Mme Ismérie raconta comment elle avait été surprise par l’avalanche.

— Je n’ai pas soupçonné, dit-elle en souriant, la gravité du péril que nous avons couru. Un choc sourd a retenti dans toutes les membrures de la coque ; puis, nous nous sommes aperçues que toutes les fenêtres étaient obstruées par la neige. Nous avons essayé d’ouvrir les portes. Impossible. Mais nous ne croyions pas l’avalanche aussi formidable, et nous avons bien pensé que vous viendriez à notre secours.

— Mais, demanda Ludovic encore haletant d’angoisse, comment n’êtes-vous pas asphyxiées !

— Vous oubliez, dit Mme Ismérie, avec son paisible sourire, que nous avons ici tout ce qu’il faut pour respirer artificiellement. Dès que nous nous sommes aperçues que l’atmosphère de la salle commune se chargeait de vapeurs délétères, se saturait, par notre respiration, d’acide carbonique et d’oxyde de carbone, nous avons ouvert une bonbonne d’air liquide.

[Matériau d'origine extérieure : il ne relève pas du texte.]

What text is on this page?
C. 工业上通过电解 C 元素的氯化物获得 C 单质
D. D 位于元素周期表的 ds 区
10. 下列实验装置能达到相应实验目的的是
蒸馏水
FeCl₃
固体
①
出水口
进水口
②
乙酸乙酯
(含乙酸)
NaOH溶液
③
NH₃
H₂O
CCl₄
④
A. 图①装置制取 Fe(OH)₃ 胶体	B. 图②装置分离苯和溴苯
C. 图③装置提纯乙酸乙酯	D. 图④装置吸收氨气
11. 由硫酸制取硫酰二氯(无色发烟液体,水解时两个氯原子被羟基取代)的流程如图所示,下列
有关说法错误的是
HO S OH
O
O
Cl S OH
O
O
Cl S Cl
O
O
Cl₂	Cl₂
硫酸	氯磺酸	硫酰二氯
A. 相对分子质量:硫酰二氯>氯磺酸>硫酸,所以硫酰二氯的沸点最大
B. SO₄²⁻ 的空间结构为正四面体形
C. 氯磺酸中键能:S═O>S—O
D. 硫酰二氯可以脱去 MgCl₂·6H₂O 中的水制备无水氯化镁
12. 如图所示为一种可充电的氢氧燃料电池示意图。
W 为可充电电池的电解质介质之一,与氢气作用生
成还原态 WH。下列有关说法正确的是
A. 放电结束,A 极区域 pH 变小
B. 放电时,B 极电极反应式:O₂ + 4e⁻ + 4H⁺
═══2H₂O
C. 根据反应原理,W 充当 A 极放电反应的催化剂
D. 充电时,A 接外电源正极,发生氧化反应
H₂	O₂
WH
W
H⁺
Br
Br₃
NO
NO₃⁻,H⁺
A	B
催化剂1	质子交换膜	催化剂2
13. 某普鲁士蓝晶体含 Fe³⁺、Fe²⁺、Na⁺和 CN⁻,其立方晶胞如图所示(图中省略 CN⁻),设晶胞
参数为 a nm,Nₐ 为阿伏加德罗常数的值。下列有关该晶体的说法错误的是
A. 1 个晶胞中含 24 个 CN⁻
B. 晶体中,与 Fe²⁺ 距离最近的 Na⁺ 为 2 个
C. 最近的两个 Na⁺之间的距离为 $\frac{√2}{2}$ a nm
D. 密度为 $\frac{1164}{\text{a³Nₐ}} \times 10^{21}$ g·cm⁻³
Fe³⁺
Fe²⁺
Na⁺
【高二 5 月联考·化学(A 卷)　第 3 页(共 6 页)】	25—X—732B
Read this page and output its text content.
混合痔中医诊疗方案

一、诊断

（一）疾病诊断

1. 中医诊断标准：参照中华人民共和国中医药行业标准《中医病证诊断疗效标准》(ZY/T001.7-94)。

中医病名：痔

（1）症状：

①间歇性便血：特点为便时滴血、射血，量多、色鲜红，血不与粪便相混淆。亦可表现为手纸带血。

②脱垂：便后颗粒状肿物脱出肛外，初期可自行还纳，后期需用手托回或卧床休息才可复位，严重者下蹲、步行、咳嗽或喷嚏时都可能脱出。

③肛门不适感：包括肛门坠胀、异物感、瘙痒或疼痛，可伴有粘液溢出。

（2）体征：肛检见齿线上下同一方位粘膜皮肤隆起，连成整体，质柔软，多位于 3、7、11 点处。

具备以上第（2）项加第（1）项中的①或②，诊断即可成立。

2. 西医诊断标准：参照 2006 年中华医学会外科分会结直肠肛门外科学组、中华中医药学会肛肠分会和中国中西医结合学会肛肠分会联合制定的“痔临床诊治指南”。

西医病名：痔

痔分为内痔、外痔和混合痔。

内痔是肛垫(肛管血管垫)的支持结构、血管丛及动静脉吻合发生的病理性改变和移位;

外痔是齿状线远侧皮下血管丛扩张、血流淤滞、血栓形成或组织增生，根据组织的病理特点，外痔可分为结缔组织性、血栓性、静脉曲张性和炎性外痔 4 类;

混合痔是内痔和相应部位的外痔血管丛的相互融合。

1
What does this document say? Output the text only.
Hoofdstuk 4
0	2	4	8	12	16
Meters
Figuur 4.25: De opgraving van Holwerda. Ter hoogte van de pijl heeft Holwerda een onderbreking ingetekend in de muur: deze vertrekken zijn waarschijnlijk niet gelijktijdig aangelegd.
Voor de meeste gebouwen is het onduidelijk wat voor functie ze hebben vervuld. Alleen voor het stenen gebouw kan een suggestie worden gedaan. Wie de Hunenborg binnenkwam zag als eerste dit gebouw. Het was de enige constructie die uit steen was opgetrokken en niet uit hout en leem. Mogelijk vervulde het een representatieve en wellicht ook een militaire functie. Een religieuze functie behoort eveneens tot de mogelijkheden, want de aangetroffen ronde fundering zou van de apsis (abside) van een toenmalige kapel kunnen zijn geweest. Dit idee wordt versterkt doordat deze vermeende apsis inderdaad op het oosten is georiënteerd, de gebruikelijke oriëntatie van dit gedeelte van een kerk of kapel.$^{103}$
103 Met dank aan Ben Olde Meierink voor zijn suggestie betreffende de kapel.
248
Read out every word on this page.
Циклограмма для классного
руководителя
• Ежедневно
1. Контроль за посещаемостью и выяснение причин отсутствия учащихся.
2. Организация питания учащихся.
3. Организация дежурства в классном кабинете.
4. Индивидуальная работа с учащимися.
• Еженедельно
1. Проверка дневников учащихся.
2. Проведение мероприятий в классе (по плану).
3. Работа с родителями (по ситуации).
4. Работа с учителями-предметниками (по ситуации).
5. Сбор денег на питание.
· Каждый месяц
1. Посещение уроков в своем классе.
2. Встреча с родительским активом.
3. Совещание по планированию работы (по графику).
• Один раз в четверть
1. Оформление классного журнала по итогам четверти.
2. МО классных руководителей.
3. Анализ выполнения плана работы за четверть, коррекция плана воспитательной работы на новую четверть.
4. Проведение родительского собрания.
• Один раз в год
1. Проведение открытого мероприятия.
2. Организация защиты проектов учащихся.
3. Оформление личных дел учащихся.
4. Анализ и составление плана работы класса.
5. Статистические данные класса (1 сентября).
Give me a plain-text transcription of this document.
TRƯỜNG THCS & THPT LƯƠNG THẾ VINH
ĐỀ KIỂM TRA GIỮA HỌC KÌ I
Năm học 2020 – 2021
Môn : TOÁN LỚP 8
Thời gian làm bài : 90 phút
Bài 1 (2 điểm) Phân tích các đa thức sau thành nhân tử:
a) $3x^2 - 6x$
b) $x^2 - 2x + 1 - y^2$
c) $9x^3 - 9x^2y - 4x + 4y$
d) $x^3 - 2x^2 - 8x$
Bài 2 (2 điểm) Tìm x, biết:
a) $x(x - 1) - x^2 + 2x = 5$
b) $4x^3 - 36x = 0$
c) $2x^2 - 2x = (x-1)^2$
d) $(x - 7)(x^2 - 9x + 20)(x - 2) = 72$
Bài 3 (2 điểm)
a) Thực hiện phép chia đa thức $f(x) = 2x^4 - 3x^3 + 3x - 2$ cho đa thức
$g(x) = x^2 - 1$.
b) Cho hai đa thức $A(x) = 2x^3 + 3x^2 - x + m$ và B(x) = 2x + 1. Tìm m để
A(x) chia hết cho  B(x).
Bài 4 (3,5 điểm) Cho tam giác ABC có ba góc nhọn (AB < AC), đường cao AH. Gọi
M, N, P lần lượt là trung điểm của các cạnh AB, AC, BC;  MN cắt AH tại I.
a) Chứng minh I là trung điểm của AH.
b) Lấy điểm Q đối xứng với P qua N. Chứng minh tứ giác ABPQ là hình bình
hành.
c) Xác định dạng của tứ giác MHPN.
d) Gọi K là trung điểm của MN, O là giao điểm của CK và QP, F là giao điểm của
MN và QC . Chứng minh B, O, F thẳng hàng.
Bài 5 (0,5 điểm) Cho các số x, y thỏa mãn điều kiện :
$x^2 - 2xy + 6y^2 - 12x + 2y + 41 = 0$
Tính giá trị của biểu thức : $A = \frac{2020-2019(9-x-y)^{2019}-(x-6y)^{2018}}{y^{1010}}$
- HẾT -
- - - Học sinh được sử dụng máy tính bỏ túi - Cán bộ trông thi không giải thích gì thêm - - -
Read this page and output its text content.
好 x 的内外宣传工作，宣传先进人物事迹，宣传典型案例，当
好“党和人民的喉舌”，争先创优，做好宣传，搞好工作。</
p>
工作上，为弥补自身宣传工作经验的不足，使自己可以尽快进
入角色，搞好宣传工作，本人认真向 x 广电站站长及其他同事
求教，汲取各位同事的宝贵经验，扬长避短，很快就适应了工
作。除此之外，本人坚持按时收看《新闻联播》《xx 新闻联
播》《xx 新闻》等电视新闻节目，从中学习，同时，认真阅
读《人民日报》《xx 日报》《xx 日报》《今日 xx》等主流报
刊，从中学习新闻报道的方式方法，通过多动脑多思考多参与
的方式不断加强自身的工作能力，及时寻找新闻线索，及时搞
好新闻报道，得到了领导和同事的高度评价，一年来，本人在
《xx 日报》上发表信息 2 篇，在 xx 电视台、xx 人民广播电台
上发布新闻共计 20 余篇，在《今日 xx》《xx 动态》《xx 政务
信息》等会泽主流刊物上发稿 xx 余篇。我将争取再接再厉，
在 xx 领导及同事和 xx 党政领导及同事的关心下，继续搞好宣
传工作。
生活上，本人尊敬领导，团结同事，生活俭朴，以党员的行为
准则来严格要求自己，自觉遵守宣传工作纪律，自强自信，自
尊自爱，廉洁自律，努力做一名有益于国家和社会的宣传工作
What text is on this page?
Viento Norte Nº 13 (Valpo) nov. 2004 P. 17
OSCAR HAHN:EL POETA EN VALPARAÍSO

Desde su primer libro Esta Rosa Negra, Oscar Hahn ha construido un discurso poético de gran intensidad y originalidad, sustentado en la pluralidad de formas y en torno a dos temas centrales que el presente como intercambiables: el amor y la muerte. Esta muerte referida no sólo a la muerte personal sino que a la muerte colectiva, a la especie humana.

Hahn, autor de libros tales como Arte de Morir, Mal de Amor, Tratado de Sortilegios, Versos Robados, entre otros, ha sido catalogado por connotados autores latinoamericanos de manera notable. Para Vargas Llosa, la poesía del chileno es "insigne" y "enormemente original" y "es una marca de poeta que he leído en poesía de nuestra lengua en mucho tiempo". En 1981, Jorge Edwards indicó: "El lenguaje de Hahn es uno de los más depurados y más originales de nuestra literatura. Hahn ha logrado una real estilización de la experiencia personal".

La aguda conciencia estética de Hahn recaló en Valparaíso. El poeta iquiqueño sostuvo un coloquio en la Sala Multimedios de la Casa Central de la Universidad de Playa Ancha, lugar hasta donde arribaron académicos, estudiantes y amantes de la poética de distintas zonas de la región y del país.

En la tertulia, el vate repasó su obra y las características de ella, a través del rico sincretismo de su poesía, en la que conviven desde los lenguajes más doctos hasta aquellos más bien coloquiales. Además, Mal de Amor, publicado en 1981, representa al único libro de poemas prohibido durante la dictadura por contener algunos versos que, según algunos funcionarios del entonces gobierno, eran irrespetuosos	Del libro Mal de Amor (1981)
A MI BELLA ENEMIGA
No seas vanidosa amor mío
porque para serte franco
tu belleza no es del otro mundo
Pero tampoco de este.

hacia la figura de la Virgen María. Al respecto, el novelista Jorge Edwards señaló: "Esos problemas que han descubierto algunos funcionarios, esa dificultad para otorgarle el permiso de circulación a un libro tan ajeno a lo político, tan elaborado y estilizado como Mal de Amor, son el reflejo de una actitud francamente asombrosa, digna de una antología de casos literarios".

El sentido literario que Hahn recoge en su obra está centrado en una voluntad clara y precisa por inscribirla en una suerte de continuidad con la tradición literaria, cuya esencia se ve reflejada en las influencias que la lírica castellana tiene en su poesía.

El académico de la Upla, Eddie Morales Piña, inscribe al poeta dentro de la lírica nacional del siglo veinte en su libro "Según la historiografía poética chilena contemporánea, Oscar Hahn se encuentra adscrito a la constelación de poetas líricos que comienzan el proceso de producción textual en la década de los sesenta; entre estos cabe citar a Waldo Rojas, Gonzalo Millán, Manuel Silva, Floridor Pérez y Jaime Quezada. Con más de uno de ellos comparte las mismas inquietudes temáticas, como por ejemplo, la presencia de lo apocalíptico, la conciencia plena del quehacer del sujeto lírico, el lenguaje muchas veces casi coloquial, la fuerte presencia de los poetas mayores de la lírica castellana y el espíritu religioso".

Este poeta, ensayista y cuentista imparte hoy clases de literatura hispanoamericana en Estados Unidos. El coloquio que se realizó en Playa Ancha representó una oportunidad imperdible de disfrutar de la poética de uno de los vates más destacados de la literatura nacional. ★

Alban gardait le silence, comme brisé par les émotions terribles de cette journée.

— Je t’assure, ajouta Mme Ismérie, en serrant les mains de son mari entre les siennes, que nous n’avons pas eu peur un seul moment… Je comptais même tellement sur vous, ce soir, que j’ai fait cuire un morceau de yack beaucoup plus considérable que d’ordinaire ; car vous n’avez pas dû déjeuner, j’en suis sûre !

— Tiens, c’est vrai, s’écria Ludovic ; nous n’en avons même pas eu la pensée !

On dit que les émotions creusent.

C’est pour cela sans doute que Ludovic et Alban mangèrent comme de véritables ogres.

Il ne resta pas trace de l’aloyau ; et Mme Ismérie dut faire appel aux provisions de la glacière à air liquide, pour les rassasier complètement.

Toute la journée du lendemain fut employée au déblaiement de la neige.